Why philanthropic investing?
Sustainable funding for maximum social impact
Philanthropic investing may at first sound like a contradiction, but it actually stands for a consistent approach: start-up financing and growth financing for a long-term, constantly increasing, and measurable impact on the fight against absolute poverty. elea directly invests in the development of impact ventures in emerging economies whose activities provide people affected by absolute poverty with new sources of income. These investments are predominantly done in the form of shareholding and loans. They integrate impacted people into global value chains either as a client, producer, or distributor rather than as an aid recipient, thereby helping them to benefit from these value chains on a long-term basis. We support locally based entrepreneurs that implement economically sustainable, scalable, and innovative models focused on the maximization of positive social impact.

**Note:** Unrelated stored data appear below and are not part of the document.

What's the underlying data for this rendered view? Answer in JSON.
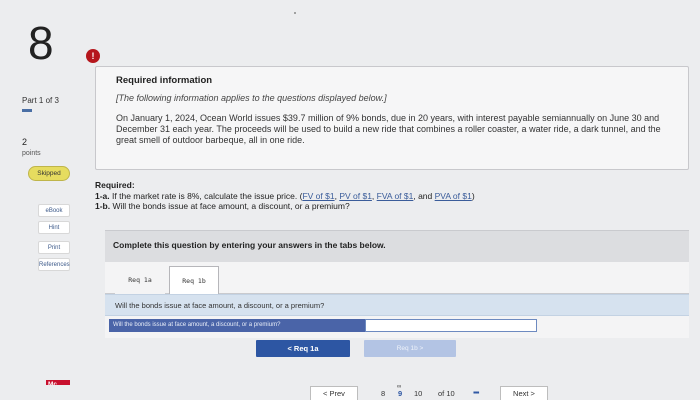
{
  "question": {
    "number": "8"
  },
  "sidebar": {
    "part": "Part 1 of 3",
    "points_value": "2",
    "points_label": "points",
    "status": "Skipped",
    "links": [
      {
        "label": "eBook"
      },
      {
        "label": "Hint"
      },
      {
        "label": "Print"
      },
      {
        "label": "References"
      }
    ],
    "logo_text": "Mc Graw Hill"
  },
  "info": {
    "alert_icon": "!",
    "title": "Required information",
    "subtitle": "[The following information applies to the questions displayed below.]",
    "body": "On January 1, 2024, Ocean World issues $39.7 million of 9% bonds, due in 20 years, with interest payable semiannually on June 30 and December 31 each year. The proceeds will be used to build a new ride that combines a roller coaster, a water ride, a dark tunnel, and the great smell of outdoor barbeque, all in one ride."
  },
  "required": {
    "heading": "Required:",
    "items": [
      {
        "num": "1-a.",
        "text": "If the market rate is 8%, calculate the issue price.",
        "links": [
          "FV of $1",
          "PV of $1",
          "FVA of $1",
          "PVA of $1"
        ]
      },
      {
        "num": "1-b.",
        "text": "Will the bonds issue at face amount, a discount, or a premium?"
      }
    ]
  },
  "panel": {
    "instruction": "Complete this question by entering your answers in the tabs below."
  },
  "tabs": [
    {
      "label": "Req 1a"
    },
    {
      "label": "Req 1b"
    }
  ],
  "question_prompt": "Will the bonds issue at face amount, a discount, or a premium?",
  "answer": {
    "label": "Will the bonds issue at face amount, a discount, or a premium?",
    "value": ""
  },
  "nav_buttons": {
    "prev_req": "< Req 1a",
    "next_req": "Req 1b >"
  },
  "footer": {
    "prev": "< Prev",
    "page_prev": "8",
    "page_current": "9",
    "page_next": "10",
    "of_label": "of 10",
    "next": "Next >"
  }
}
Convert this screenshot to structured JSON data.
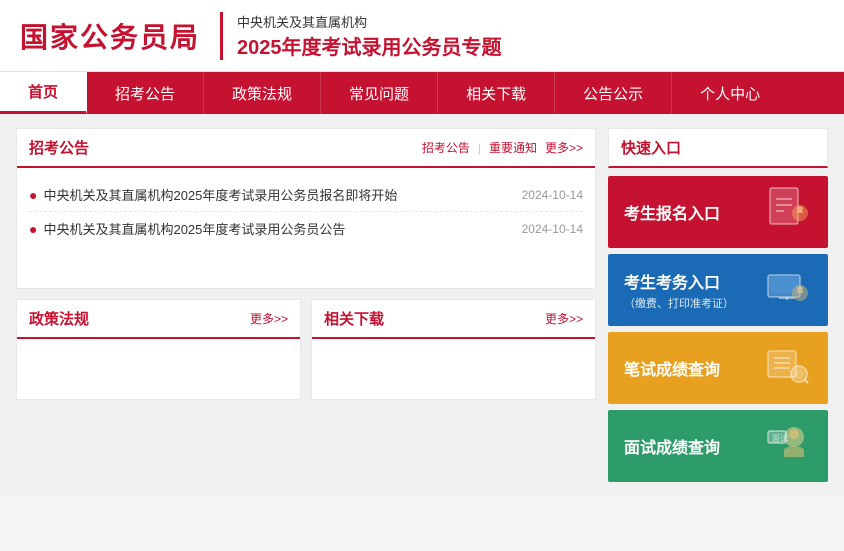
{
  "header": {
    "logo": "国家公务员局",
    "subtitle_top": "中央机关及其直属机构",
    "subtitle_bottom": "2025年度考试录用公务员专题"
  },
  "nav": {
    "items": [
      {
        "label": "首页",
        "active": true
      },
      {
        "label": "招考公告",
        "active": false
      },
      {
        "label": "政策法规",
        "active": false
      },
      {
        "label": "常见问题",
        "active": false
      },
      {
        "label": "相关下载",
        "active": false
      },
      {
        "label": "公告公示",
        "active": false
      },
      {
        "label": "个人中心",
        "active": false
      }
    ]
  },
  "announcement_panel": {
    "title": "招考公告",
    "filter_links": [
      "招考公告",
      "重要通知"
    ],
    "more_label": "更多>>",
    "news": [
      {
        "title": "中央机关及其直属机构2025年度考试录用公务员报名即将开始",
        "date": "2024-10-14"
      },
      {
        "title": "中央机关及其直属机构2025年度考试录用公务员公告",
        "date": "2024-10-14"
      }
    ]
  },
  "policy_panel": {
    "title": "政策法规",
    "more_label": "更多>>"
  },
  "related_panel": {
    "title": "相关下载",
    "more_label": "更多>>"
  },
  "quick_access": {
    "title": "快速入口",
    "buttons": [
      {
        "label": "考生报名入口",
        "sublabel": "",
        "color": "red",
        "icon": "📋"
      },
      {
        "label": "考生考务入口",
        "sublabel": "（缴费、打印准考证）",
        "color": "blue",
        "icon": "💻"
      },
      {
        "label": "笔试成绩查询",
        "sublabel": "",
        "color": "orange",
        "icon": "🔍"
      },
      {
        "label": "面试成绩查询",
        "sublabel": "",
        "color": "green",
        "icon": "👤"
      }
    ]
  }
}
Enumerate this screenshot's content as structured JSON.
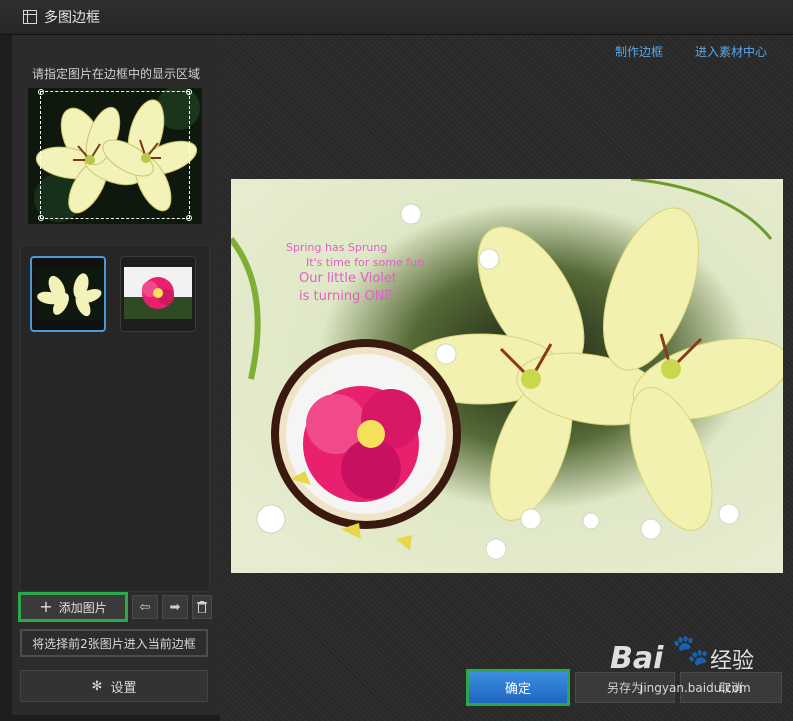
{
  "window": {
    "title": "多图边框"
  },
  "left": {
    "preview_label": "请指定图片在边框中的显示区域",
    "add_button": "添加图片",
    "apply_button": "将选择前2张图片进入当前边框",
    "settings_button": "设置"
  },
  "right": {
    "link_make": "制作边框",
    "link_market": "进入素材中心",
    "ok_button": "确定",
    "save_button": "另存为",
    "cancel_button": "取消"
  },
  "frame_text": {
    "line1": "Spring has Sprung",
    "line2": "It's time for some fun",
    "line3": "Our little Violet",
    "line4": "is turning ONE !"
  },
  "watermark": {
    "brand": "Bai",
    "brand2": "经验",
    "url": "jingyan.baidu.com"
  },
  "colors": {
    "accent_green": "#2ca84a",
    "link_blue": "#5aa7e8",
    "ok_blue": "#2b78d2"
  }
}
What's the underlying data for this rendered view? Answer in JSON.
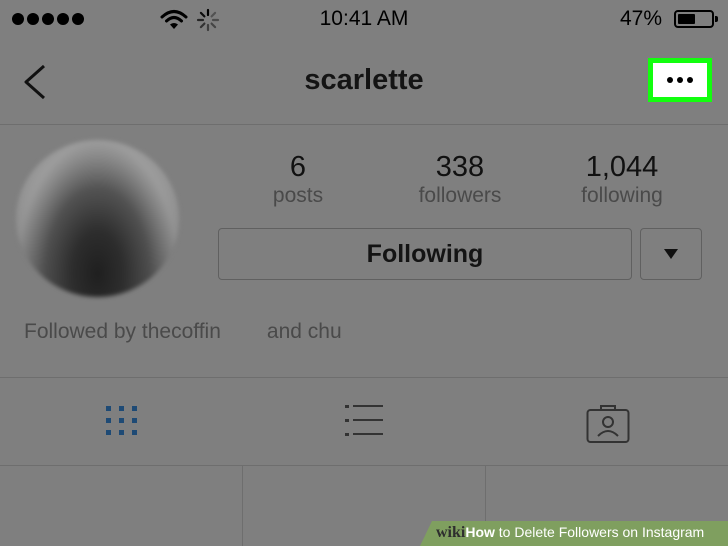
{
  "status_bar": {
    "time": "10:41 AM",
    "battery_percent": "47%",
    "battery_level": 0.47,
    "signal_dots": 5,
    "icons": [
      "signal-dots-icon",
      "wifi-icon",
      "loading-spinner-icon",
      "battery-icon"
    ]
  },
  "nav": {
    "title": "scarlette",
    "back_icon": "chevron-left-icon",
    "more_icon": "ellipsis-icon",
    "highlight_color": "#12ff0e"
  },
  "profile": {
    "stats": [
      {
        "value": "6",
        "label": "posts"
      },
      {
        "value": "338",
        "label": "followers"
      },
      {
        "value": "1,044",
        "label": "following"
      }
    ],
    "following_label": "Following",
    "dropdown_icon": "caret-down-icon",
    "followed_by": "Followed by thecoffin",
    "followed_by_extra": "and chu"
  },
  "tabs": [
    {
      "name": "grid-view",
      "icon": "grid-icon",
      "active": true,
      "color": "#1e4a75"
    },
    {
      "name": "list-view",
      "icon": "list-icon",
      "active": false
    },
    {
      "name": "tagged-photos",
      "icon": "tagged-person-icon",
      "active": false
    }
  ],
  "watermark": {
    "wiki": "wiki",
    "how": "How",
    "rest": " to Delete Followers on Instagram"
  }
}
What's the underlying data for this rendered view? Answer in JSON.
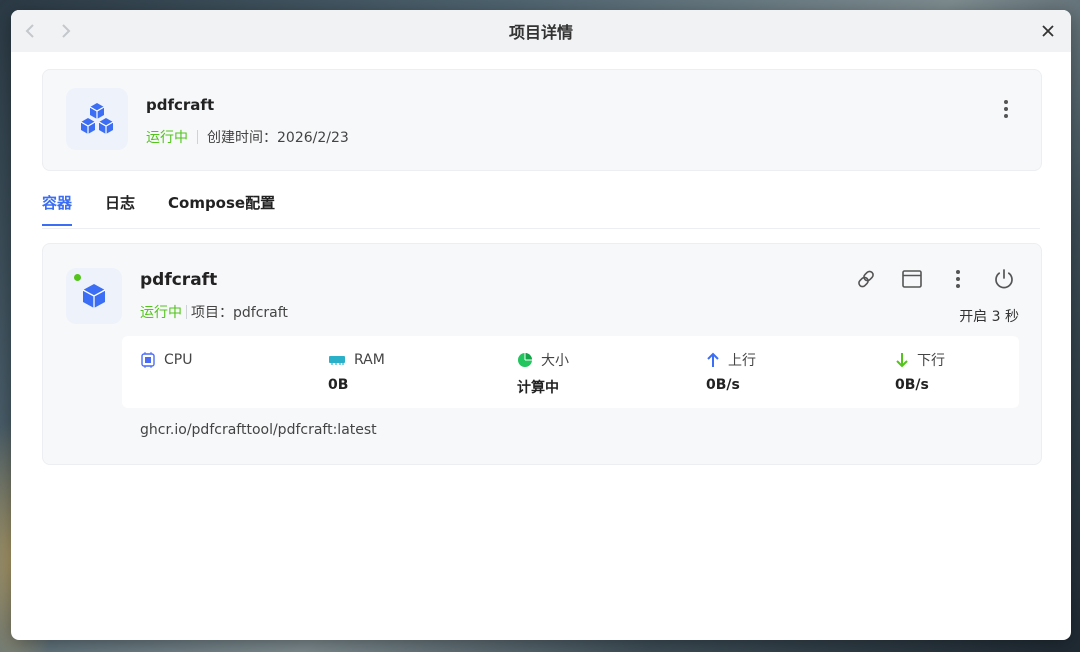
{
  "window": {
    "title": "项目详情",
    "back_icon": "chevron-left-icon",
    "forward_icon": "chevron-right-icon",
    "close_icon": "close-icon"
  },
  "project": {
    "name": "pdfcraft",
    "status": "运行中",
    "created_label": "创建时间：2026/2/23",
    "icon": "cubes-icon",
    "status_color": "#52c41a"
  },
  "tabs": [
    {
      "label": "容器",
      "active": true
    },
    {
      "label": "日志",
      "active": false
    },
    {
      "label": "Compose配置",
      "active": false
    }
  ],
  "container": {
    "name": "pdfcraft",
    "status": "运行中",
    "project_label": "项目：pdfcraft",
    "uptime": "开启 3 秒",
    "image": "ghcr.io/pdfcrafttool/pdfcraft:latest",
    "actions": [
      "link-icon",
      "terminal-window-icon",
      "more-icon",
      "power-icon"
    ]
  },
  "stats": [
    {
      "label": "CPU",
      "value": "",
      "icon": "cpu-icon"
    },
    {
      "label": "RAM",
      "value": "0B",
      "icon": "ram-icon"
    },
    {
      "label": "大小",
      "value": "计算中",
      "icon": "pie-icon"
    },
    {
      "label": "上行",
      "value": "0B/s",
      "icon": "arrow-up-icon"
    },
    {
      "label": "下行",
      "value": "0B/s",
      "icon": "arrow-down-icon"
    }
  ],
  "colors": {
    "accent": "#3b6ef5",
    "running": "#52c41a",
    "upload": "#3b6ef5",
    "download": "#52c41a"
  }
}
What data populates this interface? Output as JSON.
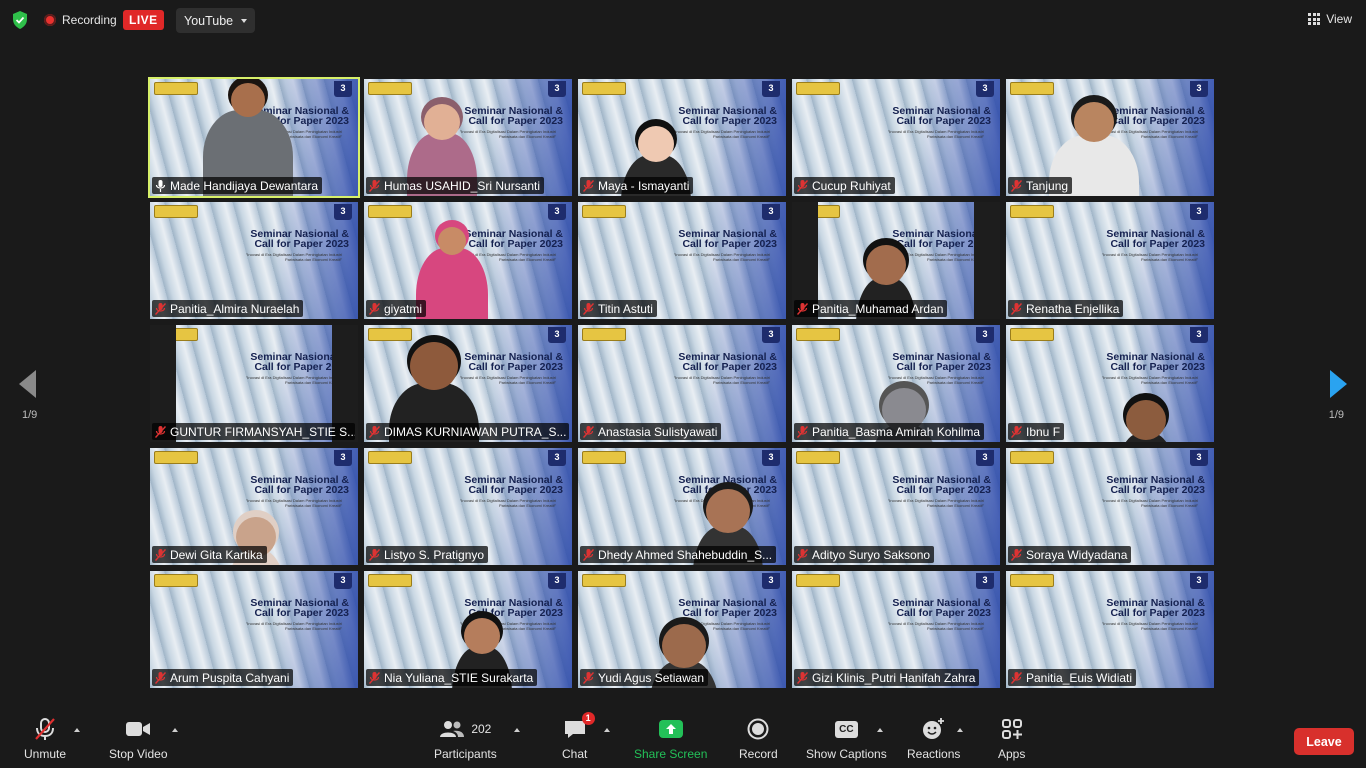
{
  "topbar": {
    "recording_label": "Recording",
    "live_badge": "LIVE",
    "stream_target": "YouTube",
    "view_label": "View"
  },
  "tile_banner": {
    "title_line1": "Seminar Nasional &",
    "title_line2": "Call for Paper 2023",
    "subtitle": "\"Inovasi di Era Digitalisasi Dalam Peningkatan Industri Pariwisata dan Ekonomi Kreatif\"",
    "badge": "3"
  },
  "participants": [
    {
      "name": "Made Handijaya Dewantara",
      "active": true
    },
    {
      "name": "Humas USAHID_Sri Nursanti"
    },
    {
      "name": "Maya - Ismayanti"
    },
    {
      "name": "Cucup Ruhiyat"
    },
    {
      "name": "Tanjung"
    },
    {
      "name": "Panitia_Almira Nuraelah"
    },
    {
      "name": "giyatmi"
    },
    {
      "name": "Titin Astuti"
    },
    {
      "name": "Panitia_Muhamad Ardan"
    },
    {
      "name": "Renatha Enjellika"
    },
    {
      "name": "GUNTUR FIRMANSYAH_STIE S..."
    },
    {
      "name": "DIMAS KURNIAWAN PUTRA_S..."
    },
    {
      "name": "Anastasia Sulistyawati"
    },
    {
      "name": "Panitia_Basma Amirah Kohilma"
    },
    {
      "name": "Ibnu F"
    },
    {
      "name": "Dewi Gita Kartika"
    },
    {
      "name": "Listyo S. Pratignyo"
    },
    {
      "name": "Dhedy Ahmed Shahebuddin_S..."
    },
    {
      "name": "Adityo Suryo Saksono"
    },
    {
      "name": "Soraya Widyadana"
    },
    {
      "name": "Arum Puspita Cahyani"
    },
    {
      "name": "Nia Yuliana_STIE Surakarta"
    },
    {
      "name": "Yudi Agus Setiawan"
    },
    {
      "name": "Gizi Klinis_Putri Hanifah Zahra"
    },
    {
      "name": "Panitia_Euis Widiati"
    }
  ],
  "pagination": {
    "left": "1/9",
    "right": "1/9"
  },
  "toolbar": {
    "unmute": "Unmute",
    "stop_video": "Stop Video",
    "participants": "Participants",
    "participant_count": "202",
    "chat": "Chat",
    "chat_badge": "1",
    "share_screen": "Share Screen",
    "record": "Record",
    "show_captions": "Show Captions",
    "captions_icon_text": "CC",
    "reactions": "Reactions",
    "apps": "Apps",
    "leave": "Leave"
  },
  "colors": {
    "active_speaker_border": "#d7f06a",
    "share_screen_green": "#23c058",
    "leave_red": "#d8302c",
    "live_red": "#e02828",
    "next_arrow_blue": "#2aa3f0"
  }
}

elea as an active philanthropic investor
We act with the attitude, processes, and methods of a professional investor. As an active philanthropic investor, we accompany our portfolio ventures along the path of economic sustainability. We work with them on a gradual, systematic development of professional structures and systems. The goal is that these impact companies can finance themselves in the long term and do not permanently rely on transfer payments. In this way, we are constantly creating new opportunities for communities that live in absolute poverty.
Where nonprofit, venture capital, and impact investing meet
With our investment-oriented approach to entrepreneurial philanthropy, we operate at the intersection of public benefit, venture capital, and impact investing:
As a tax-exempt charitable foundation, we can focus on the creation of public added value, i.e., the social impact of our investments. elea's funders expect high, sustainable impact rather than a financial return for themselves.
We can help innovative ventures on the road to success in cases where commercial investors consider them to be too risky.
elea stands for a philanthropic approach to impact investing: in the long-term, our portfolio ventures combine social returns with economic returns. As a strategic investor, we support impact ventures on a step-by-step basis to obtain access to impact capital markets. If a venture is successful, we can also realize a financial return from our investment; in such cases, all returns remain in the Foundation, they are reinvested, and the perpetuation of charitable benefit is thereby ensured.